Schmerzpflaster-Prozess: Sohn im Zeugenstand

Weiden. Auch am zweiten Prozesstag im Fall des Drogenhandels mit Fentanyl-Pflastern hörte die Strafkammer weitere betroffene Ärzte. Ein Teil hatte bereits zu Verhandlungsauftakt am Dienstag ausgesagt: Das Muster mit dem die Angeklagte vorging, war nahezu identisch. Im Zeugenstand waren heute auch der Sohn der Angeklagten, Gutachter und Kriminalpolizisten. 

Von Kristine Mann

Schmerzpflaster Prozess Gerichtsverhandlung, Fentanyl, Landgericht Weiden6

Ein Sachverständiger vom Kriminalamt bewertete im Gerichtssaal die toxikologischen Gutachten von Mutter und Sohn. Dazu wurden Haarproben der beiden im Labor analysiert. Im Bezug auf die Ergebnisse der Fentanyl-Konzentration bei der Probe des Sohnes waren sich Labor und Sachverständiger einig: “Es waren die höchsten Werte, die jemals gemessen wurden.” Kein Wunder, soll sich der Sohn das ausgekochte Fentanyl verdünnt mit Ascorbinsäure und Wasser in den Handrücken gespritzt haben. Auch Haschisch und Methamphetamin könnten nach dem toxikologischen Gutachten in kleinerer Menge konsumiert worden sein.

Im Gutachten der Angeklagten spricht auch alles dafür, dass sie regelmäßig Methamphetamin konsumierte. “Wegen der erhöhten Werte gehen wir von mehreren Konsumeinheiten pro Tag aus”, so der Experte. Fentanyl-Spuren waren auch bei ihrer Probe zu finden, aber deutlich weniger als bei ihrem Sohn. Der Konsum von Kokain und Cannabimimetika lag wohl nur sporadisch vor.

Wohnungsdurchsuchung: Bongs, Haschisch, gebrauchte Fentanyl-Pflaster

Der Sohn der Angeklagten war heute auch als Zeuge im Gerichtssaal geladen. Aussagen wollte er aber nichts, er nahm von seinem Recht Gebrauch die Aussage zu verweigern.
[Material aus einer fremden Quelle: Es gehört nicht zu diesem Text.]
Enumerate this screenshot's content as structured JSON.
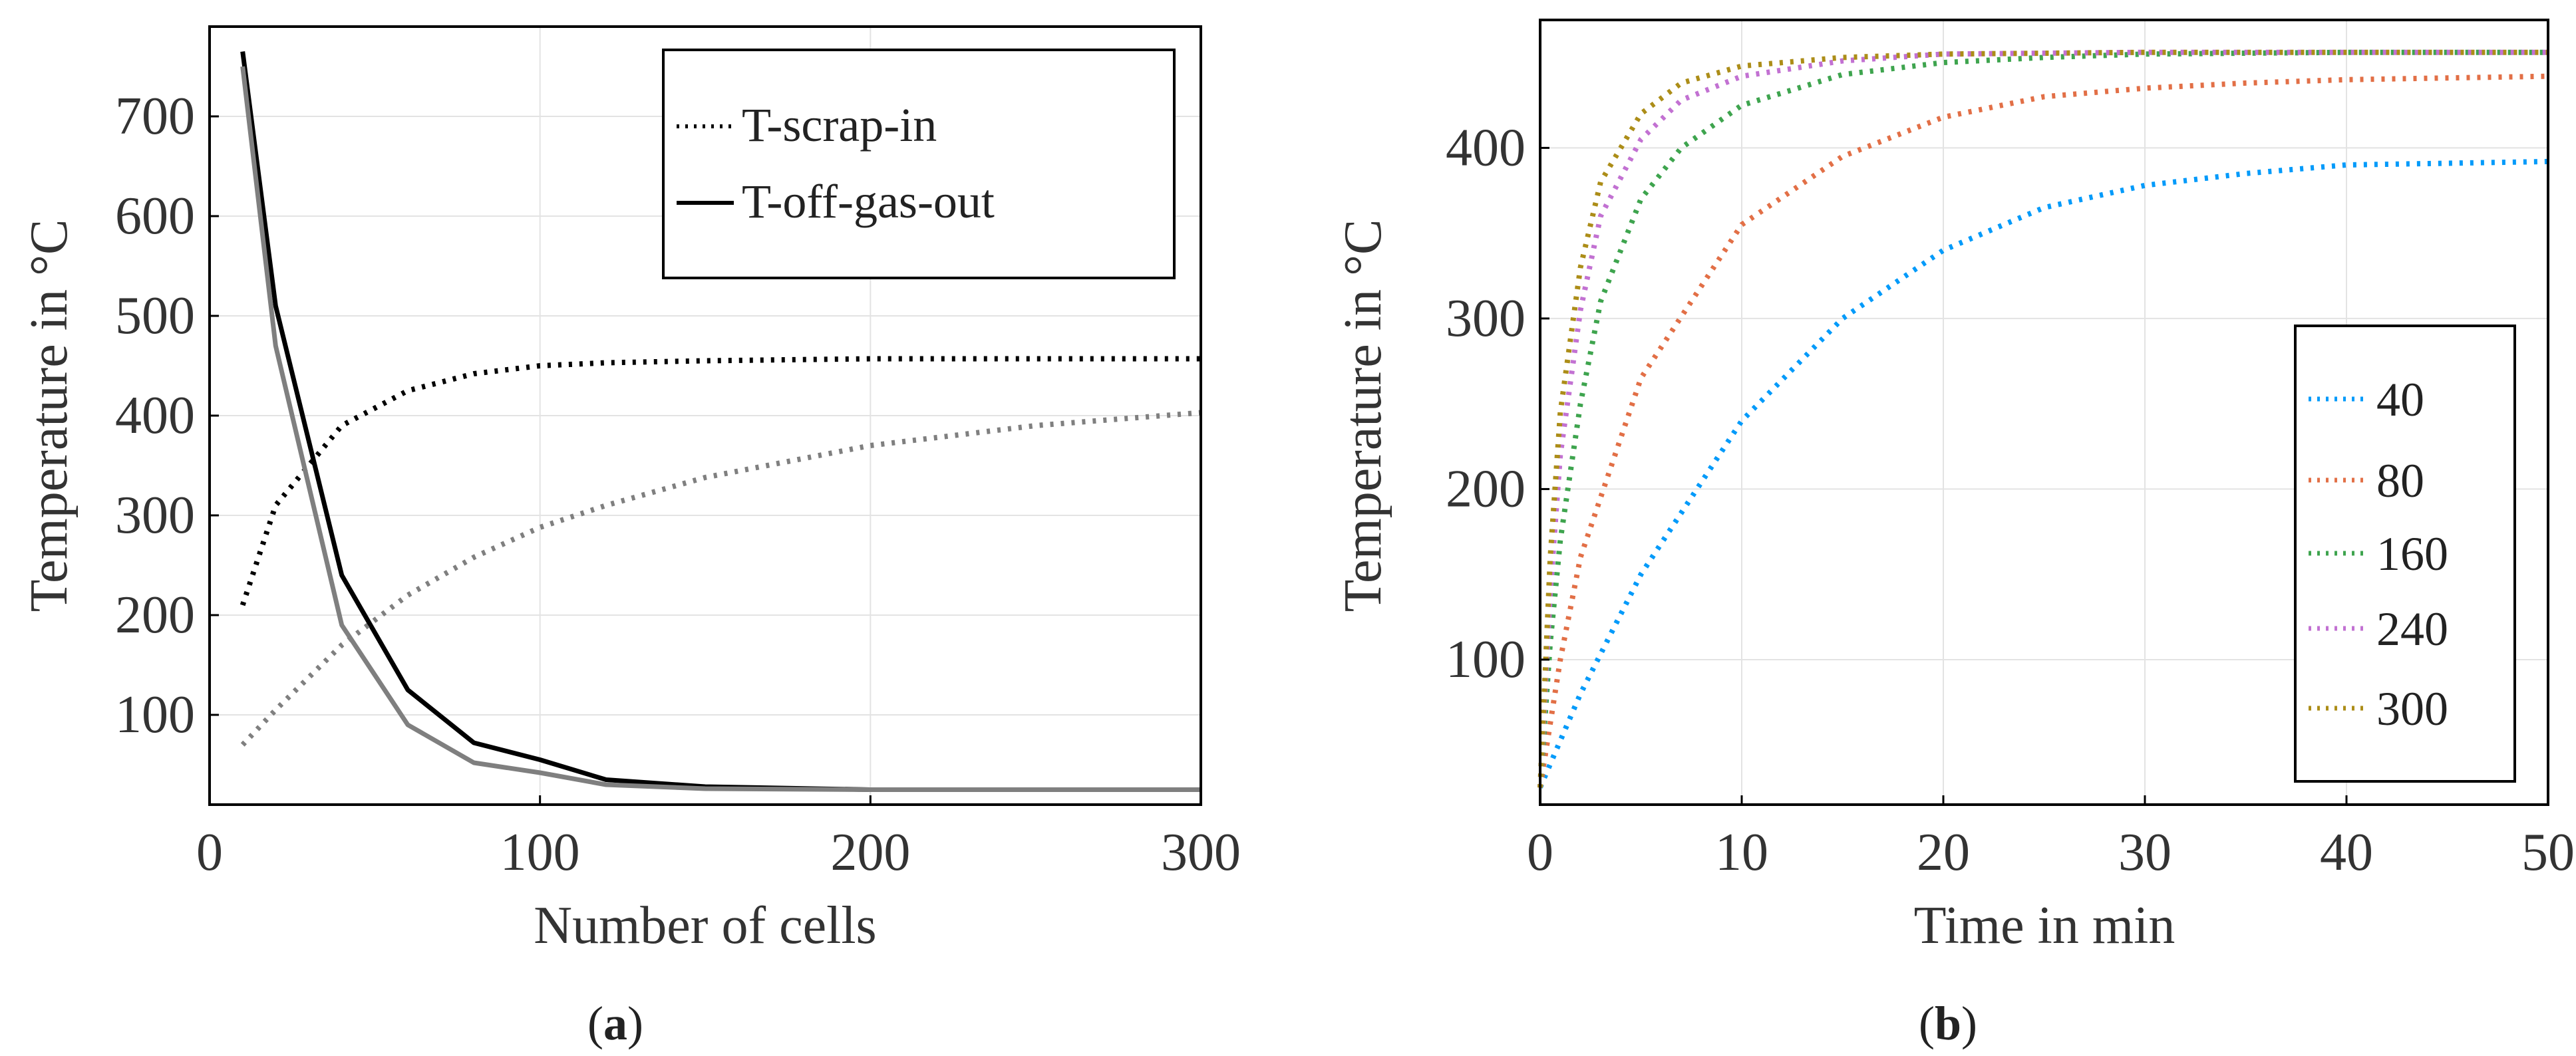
{
  "chart_data": [
    {
      "type": "line",
      "panel_label": "a",
      "xlabel": "Number of cells",
      "ylabel": "Temperature in °C",
      "xlim": [
        0,
        300
      ],
      "ylim": [
        10,
        790
      ],
      "xticks": [
        0,
        100,
        200,
        300
      ],
      "yticks": [
        100,
        200,
        300,
        400,
        500,
        600,
        700
      ],
      "grid": true,
      "legend_position": "top-right",
      "legend": [
        {
          "label": "T-scrap-in",
          "style": "dotted",
          "color": "#000000"
        },
        {
          "label": "T-off-gas-out",
          "style": "solid",
          "color": "#000000"
        }
      ],
      "series": [
        {
          "name": "T-scrap-in",
          "style": "dotted",
          "color": "#000000",
          "in_legend": true,
          "x": [
            10,
            20,
            40,
            60,
            80,
            100,
            120,
            150,
            200,
            250,
            300
          ],
          "y": [
            210,
            310,
            390,
            425,
            442,
            450,
            453,
            455,
            457,
            457,
            457
          ]
        },
        {
          "name": "T-off-gas-out",
          "style": "solid",
          "color": "#000000",
          "in_legend": true,
          "x": [
            10,
            20,
            40,
            60,
            80,
            100,
            120,
            150,
            200,
            250,
            300
          ],
          "y": [
            765,
            510,
            240,
            125,
            72,
            55,
            35,
            28,
            25,
            25,
            25
          ]
        },
        {
          "name": "T-scrap-in (grey)",
          "style": "dotted",
          "color": "#7f7f7f",
          "in_legend": false,
          "x": [
            10,
            20,
            40,
            60,
            80,
            100,
            120,
            150,
            200,
            250,
            300
          ],
          "y": [
            70,
            105,
            170,
            220,
            258,
            288,
            310,
            338,
            370,
            390,
            403
          ]
        },
        {
          "name": "T-off-gas-out (grey)",
          "style": "solid",
          "color": "#7f7f7f",
          "in_legend": false,
          "x": [
            10,
            20,
            40,
            60,
            80,
            100,
            120,
            150,
            200,
            250,
            300
          ],
          "y": [
            750,
            470,
            190,
            90,
            52,
            42,
            30,
            26,
            25,
            25,
            25
          ]
        }
      ]
    },
    {
      "type": "line",
      "panel_label": "b",
      "xlabel": "Time in min",
      "ylabel": "Temperature in °C",
      "xlim": [
        0,
        50
      ],
      "ylim": [
        15,
        475
      ],
      "xticks": [
        0,
        10,
        20,
        30,
        40,
        50
      ],
      "yticks": [
        100,
        200,
        300,
        400
      ],
      "grid": true,
      "legend_position": "bottom-right",
      "legend": [
        {
          "label": "40",
          "style": "dotted",
          "color": "#009AFA"
        },
        {
          "label": "80",
          "style": "dotted",
          "color": "#E26F46"
        },
        {
          "label": "160",
          "style": "dotted",
          "color": "#3EA44E"
        },
        {
          "label": "240",
          "style": "dotted",
          "color": "#C271D2"
        },
        {
          "label": "300",
          "style": "dotted",
          "color": "#AC8D18"
        }
      ],
      "series": [
        {
          "name": "40",
          "style": "dotted",
          "color": "#009AFA",
          "x": [
            0,
            2,
            5,
            10,
            15,
            20,
            25,
            30,
            35,
            40,
            45,
            50
          ],
          "y": [
            25,
            80,
            150,
            240,
            300,
            340,
            365,
            378,
            385,
            390,
            391,
            392
          ]
        },
        {
          "name": "80",
          "style": "dotted",
          "color": "#E26F46",
          "x": [
            0,
            1,
            2,
            5,
            10,
            15,
            20,
            25,
            30,
            35,
            40,
            45,
            50
          ],
          "y": [
            25,
            100,
            160,
            265,
            355,
            395,
            418,
            430,
            435,
            438,
            440,
            441,
            442
          ]
        },
        {
          "name": "160",
          "style": "dotted",
          "color": "#3EA44E",
          "x": [
            0,
            0.5,
            1,
            2,
            3,
            5,
            7,
            10,
            15,
            20,
            25,
            30,
            40,
            50
          ],
          "y": [
            25,
            110,
            170,
            250,
            310,
            370,
            400,
            425,
            443,
            450,
            453,
            455,
            456,
            456
          ]
        },
        {
          "name": "240",
          "style": "dotted",
          "color": "#C271D2",
          "x": [
            0,
            0.5,
            1,
            2,
            3,
            5,
            7,
            10,
            15,
            20,
            30,
            40,
            50
          ],
          "y": [
            25,
            140,
            220,
            305,
            360,
            405,
            428,
            442,
            451,
            455,
            456,
            456,
            456
          ]
        },
        {
          "name": "300",
          "style": "dotted",
          "color": "#AC8D18",
          "x": [
            0,
            0.5,
            1,
            2,
            3,
            5,
            7,
            10,
            15,
            20,
            30,
            40,
            50
          ],
          "y": [
            25,
            160,
            245,
            330,
            380,
            420,
            438,
            448,
            453,
            455,
            456,
            456,
            456
          ]
        }
      ]
    }
  ]
}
Dafür berichtete ein Vertreter der Kriminalpolizei Weiden vom Tag der Wohnungsdurchsuchung bei Mutter und Sohn, nur wenige Stockwerke trennen die beiden. Die Wohnung des Sohns sei in einem “desolaten Zustand” gewesen, Küche und Wohnzimmer völlig vermüllt. Er erzählt von etwa zehn gebrauchten Spritzen und 70 verbrauchten Fentanyl-Pflastern, die die Beamten finden. Zentimeterhohe Staubschichten, Bongs und Kippen sind in der Wohnung verteilt. Im Kühlschrank finden die Beamten einen Brocken Haschisch. Auch Gaskartuschen tauchen auf, ob der Sohn der Angeklagten damit die Fentanyl-Pflaster aufgekocht habe, sei aber nicht bekannt. Während die Polizisten die Wohnung durchsuchen, sitzt der Sohn der Angeklagten auf der Schlafcouch. Vom Tiefschlaf noch nicht ganz bei sich, ansonsten aber unauffällig.

In regelmäßigen Abständen stand die Angeklagte in verschiedenen Arztpraxen – bei 24 Ärzten in Weiden und näherer Umgebung – und verlangte rezeptpflichtige Fentanyl-Pflaster für ihren Sohn. Wohl auch oft bewusst kurz vor Ende der Sprechstunde, zwischen Tür und Angel. Nach einem Tumorleiden und mit seit der Bestrahlung einhergehender Veränderungen der Wirbelsäule leide ihr Sohn an starken Schmerzen. Für jeden Arzt sei das nachvollziehbar, entsprechende Nachweise seien vorgelegen. Zusätzlich habe Jutta M. Druck ausgeübt, sie sei eindringlich gewesen, sogar frech. “Ihre Besuche waren nicht sehr erfreulich”, so einer der Betroffenen. Oft schimpfte sie. Nicht nur einmal habe sie unter Tränen das drastische Krankheitsbild geschildert.

Bei der Zeugenaussage zeigte sich eine Ärztin bestürzt von der ganzen Geschichte: “Ich habe mit dem besten Gewissen gehandelt”, sagt sie Vorsitzdendem Richter Leupold. Gut ein Viertel der erhaltenen rezeptpflichtigen Fentanyl-Pflaster verkaufte die vorbestrafte Angeklagte schließlich weiter.